The placebo, scientists have discovered, could actually be powerful medicine, even when people know they're taking the fake stands-in.

Now, a project that kicked off its Indiegogo campaign on Tuesday seeks to harness the power of the placebo -- which comes from the Latin for "I shall please" -- to make thousands of people happier.

In late 2010, Harvard researchers divided 80 patients suffering from Irritable Bowel Syndrome into two groups -- a control group that got no medicine and another group that got tablets that described honestly as "like sugar pills." Three weeks later, twice as many of the sugar pill takers reported improved symptoms than the control group. They also improved roughly at the rate a group on the most powerful IBS medication would have.

Seeking to harness this ability of even known placebos to improve our well-being, philanthropic entrepreneur Daniel Jacobs and tech entrepreneur Prosper Nwankpa assembled a team of scientists, technologists, and community leaders to create The Placebo Happiness Study. The project is seeking $20,000 in Indiegogo funds to roll out the study across the globe.

Contributors (who can pledge as little as $1) become participants in the study.

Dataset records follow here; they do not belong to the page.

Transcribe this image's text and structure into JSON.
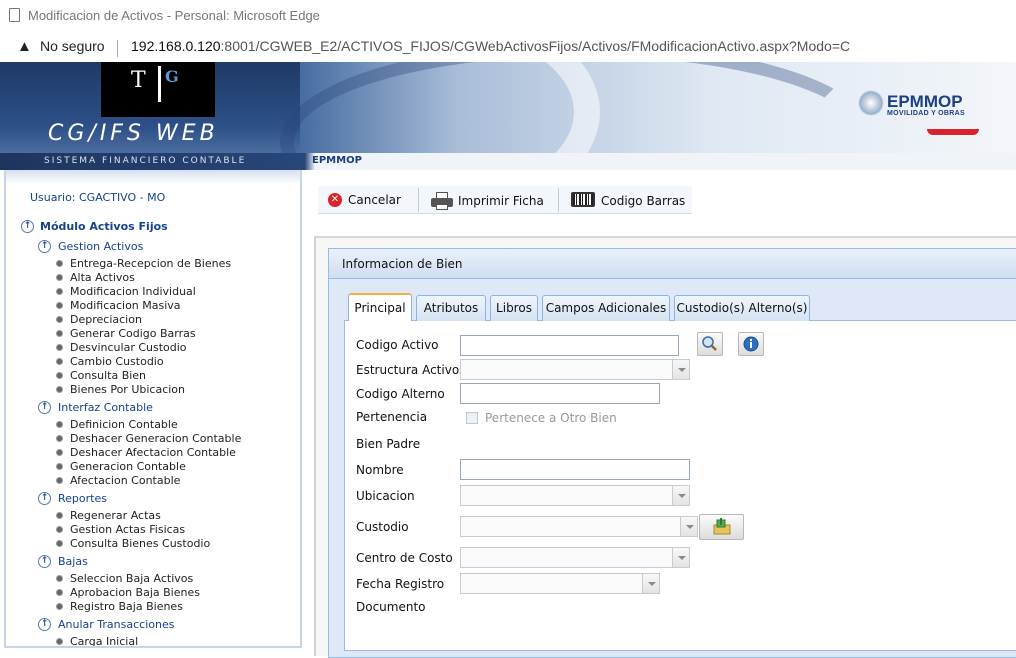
{
  "window": {
    "title": "Modificacion de Activos - Personal: Microsoft Edge"
  },
  "address_bar": {
    "security": "No seguro",
    "host": "192.168.0.120",
    "url_rest": ":8001/CGWEB_E2/ACTIVOS_FIJOS/CGWebActivosFijos/Activos/FModificacionActivo.aspx?Modo=C"
  },
  "header": {
    "logo_t": "T",
    "logo_g": "G",
    "app_name": "CG/IFS WEB",
    "app_subtitle": "SISTEMA FINANCIERO CONTABLE",
    "org_logo": "EPMMOP",
    "org_logo_sub": "MOVILIDAD Y OBRAS",
    "breadcrumb": "EPMMOP"
  },
  "sidebar": {
    "user_label": "Usuario: CGACTIVO - MO",
    "module": "Módulo Activos Fijos",
    "groups": [
      {
        "label": "Gestion Activos",
        "items": [
          "Entrega-Recepcion de Bienes",
          "Alta Activos",
          "Modificacion Individual",
          "Modificacion Masiva",
          "Depreciacion",
          "Generar Codigo Barras",
          "Desvincular Custodio",
          "Cambio Custodio",
          "Consulta Bien",
          "Bienes Por Ubicacion"
        ]
      },
      {
        "label": "Interfaz Contable",
        "items": [
          "Definicion Contable",
          "Deshacer Generacion Contable",
          "Deshacer Afectacion Contable",
          "Generacion Contable",
          "Afectacion Contable"
        ]
      },
      {
        "label": "Reportes",
        "items": [
          "Regenerar Actas",
          "Gestion Actas Fisicas",
          "Consulta Bienes Custodio"
        ]
      },
      {
        "label": "Bajas",
        "items": [
          "Seleccion Baja Activos",
          "Aprobacion Baja Bienes",
          "Registro Baja Bienes"
        ]
      },
      {
        "label": "Anular Transacciones",
        "items": [
          "Carga Inicial"
        ]
      }
    ]
  },
  "toolbar": {
    "cancel": "Cancelar",
    "print": "Imprimir Ficha",
    "barcode": "Codigo Barras"
  },
  "panel": {
    "title": "Informacion de Bien"
  },
  "tabs": [
    "Principal",
    "Atributos",
    "Libros",
    "Campos Adicionales",
    "Custodio(s) Alterno(s)"
  ],
  "form": {
    "codigo_activo": {
      "label": "Codigo Activo",
      "value": ""
    },
    "estructura": {
      "label": "Estructura Activos",
      "value": ""
    },
    "codigo_alterno": {
      "label": "Codigo Alterno",
      "value": ""
    },
    "pertenencia": {
      "label": "Pertenencia",
      "checkbox_label": "Pertenece a Otro Bien",
      "checked": false
    },
    "bien_padre": {
      "label": "Bien Padre"
    },
    "nombre": {
      "label": "Nombre",
      "value": ""
    },
    "ubicacion": {
      "label": "Ubicacion",
      "value": ""
    },
    "custodio": {
      "label": "Custodio",
      "value": ""
    },
    "centro_costo": {
      "label": "Centro de Costo",
      "value": ""
    },
    "fecha_registro": {
      "label": "Fecha Registro",
      "value": ""
    },
    "documento": {
      "label": "Documento"
    }
  },
  "colors": {
    "accent": "#15428b",
    "tab_active": "#f5b042",
    "cancel_icon": "#d9232d"
  }
}
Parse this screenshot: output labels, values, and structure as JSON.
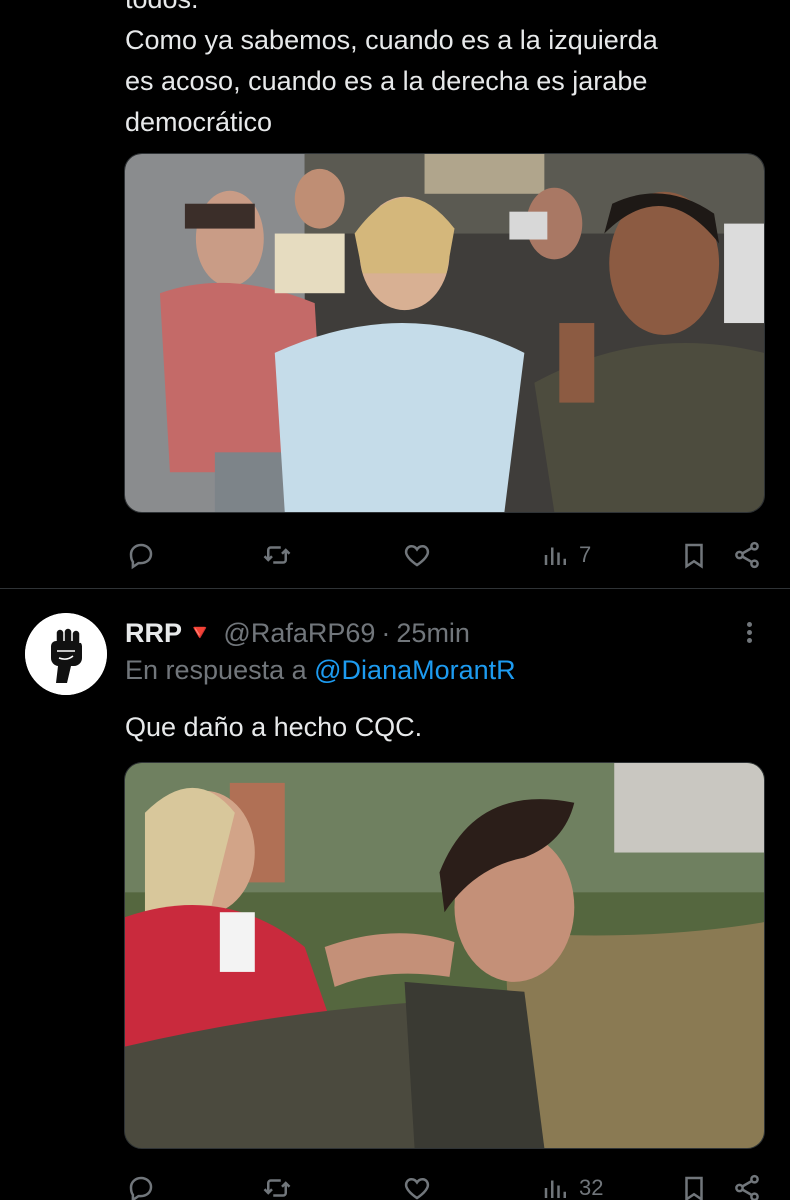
{
  "tweet1": {
    "text": "todos.\nComo ya sabemos, cuando es a la izquierda\nes acoso, cuando es a la derecha es jarabe\ndemocrático",
    "media_icon": "photo",
    "stats": {
      "views": "7"
    }
  },
  "tweet2": {
    "display_name": "RRP",
    "name_emoji": "🔻",
    "handle": "@RafaRP69",
    "dot": "·",
    "time": "25min",
    "reply_prefix": "En respuesta a",
    "reply_to": "@DianaMorantR",
    "text": "Que daño a hecho CQC.",
    "avatar_icon": "raised-fist",
    "stats": {
      "views": "32"
    }
  },
  "icons": {
    "reply": "reply-icon",
    "retweet": "retweet-icon",
    "like": "like-icon",
    "views": "views-icon",
    "bookmark": "bookmark-icon",
    "share": "share-icon",
    "more": "more-icon"
  },
  "colors": {
    "background": "#000000",
    "text": "#e7e9ea",
    "muted": "#71767b",
    "link": "#1d9bf0",
    "separator": "#2f3336"
  }
}
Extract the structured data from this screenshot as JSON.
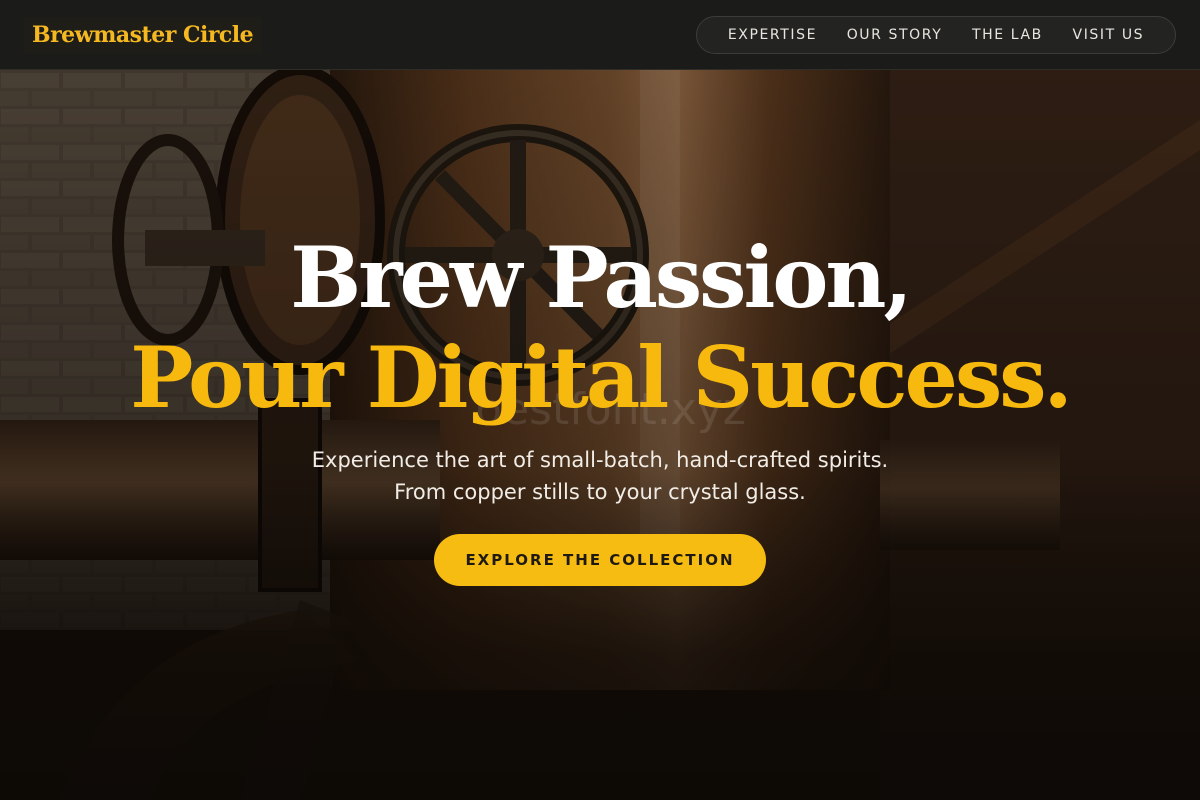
{
  "header": {
    "brand": "Brewmaster Circle",
    "nav": [
      "EXPERTISE",
      "OUR STORY",
      "THE LAB",
      "VISIT US"
    ]
  },
  "hero": {
    "headline_line1": "Brew Passion,",
    "headline_line2": "Pour Digital Success.",
    "watermark": "bestfont.xyz",
    "subtitle_line1": "Experience the art of small-batch, hand-crafted spirits.",
    "subtitle_line2": "From copper stills to your crystal glass.",
    "cta_label": "EXPLORE THE COLLECTION"
  },
  "colors": {
    "accent": "#f7b90d",
    "header_bg": "#1b1b1a",
    "copper": "#8a5a30"
  }
}
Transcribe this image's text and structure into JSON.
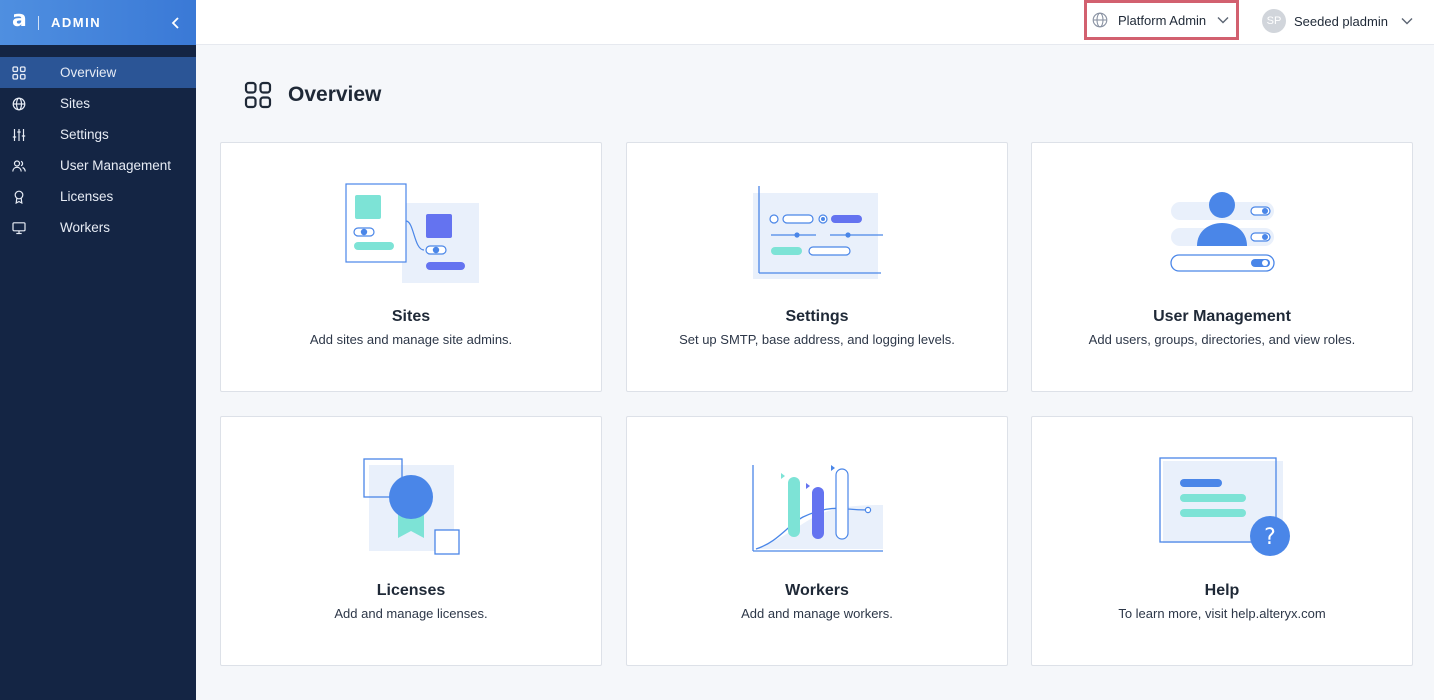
{
  "app": {
    "logo": "a",
    "section": "ADMIN"
  },
  "sidebar": {
    "items": [
      {
        "label": "Overview",
        "icon": "grid-icon",
        "active": true
      },
      {
        "label": "Sites",
        "icon": "globe-icon"
      },
      {
        "label": "Settings",
        "icon": "sliders-icon"
      },
      {
        "label": "User Management",
        "icon": "users-icon"
      },
      {
        "label": "Licenses",
        "icon": "award-icon"
      },
      {
        "label": "Workers",
        "icon": "monitor-icon"
      }
    ]
  },
  "topbar": {
    "context": "Platform Admin",
    "user_initials": "SP",
    "user_name": "Seeded pladmin"
  },
  "main": {
    "title": "Overview",
    "cards": [
      {
        "title": "Sites",
        "desc": "Add sites and manage site admins."
      },
      {
        "title": "Settings",
        "desc": "Set up SMTP, base address, and logging levels."
      },
      {
        "title": "User Management",
        "desc": "Add users, groups, directories, and view roles."
      },
      {
        "title": "Licenses",
        "desc": "Add and manage licenses."
      },
      {
        "title": "Workers",
        "desc": "Add and manage workers."
      },
      {
        "title": "Help",
        "desc": "To learn more, visit help.alteryx.com"
      }
    ]
  },
  "colors": {
    "sidebar_bg": "#142544",
    "sidebar_active": "#2b5596",
    "accent_blue": "#4a86e8",
    "accent_purple": "#6473f0",
    "accent_teal": "#7de3d6",
    "highlight_border": "#d2606f"
  }
}
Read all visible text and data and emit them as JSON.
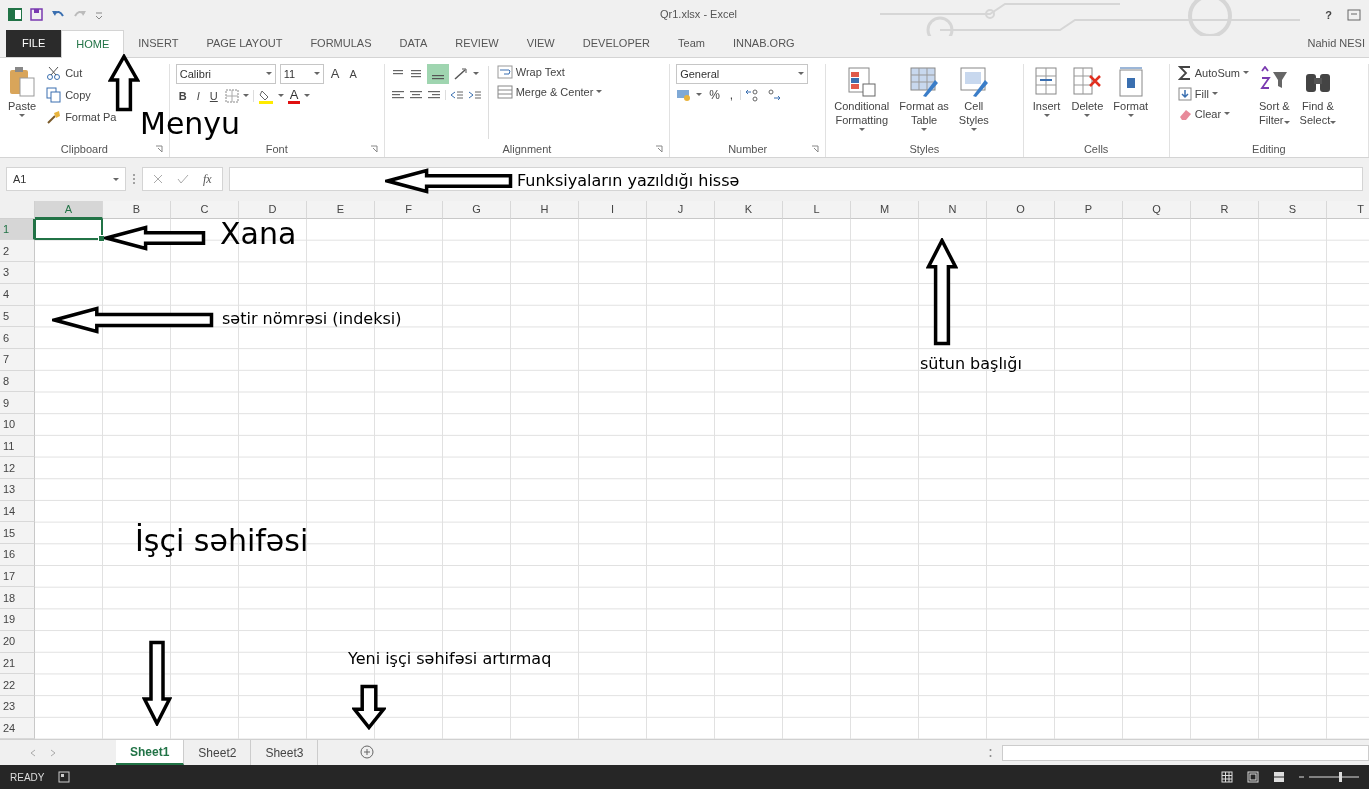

During each of the 30 days of the study, participants will log in to a website, rate their happiness, watch a one- to two-minute video (the placebo), and then share an intention on the site for something they'll do in the next 24 hours to make themselves happier.

Like what?

"We encourage small, sustainable, repeatable steps," Jacobs told Crave. "That is the purpose of intention formation -- something you can and WILL do." The Indiegogo video suggest that one possible intention could saying "hi" to five strangers. Of course, reading at least 10 minutes of Crave a day is an even better idea (but you knew that).

If you're wondering whether something as simple as watching a short video and promising to do a little something to make yourself happy really works, it seems that it can. The Happiness Study team did a similar experiment in March with 1,000 people. According to the researchers, those participants increased their daily happiness by 40 percent.

Since then, the team has been working with researchers at UC San Diego -- including James Fowler, uber-popular author and professor of medical genetics and political science -- to design a refined study. "So we believe there's a good shot you'll feel happier," says the Indiegogo page.

Speaking of shots, I'm familiar with using those to get a little happier. But there's always that blasted morning after. As I get a older, a side-effect-free placebo sounds pretty good, so I might just be throwing some of my own cash into this campaign. At least placebos never hurt.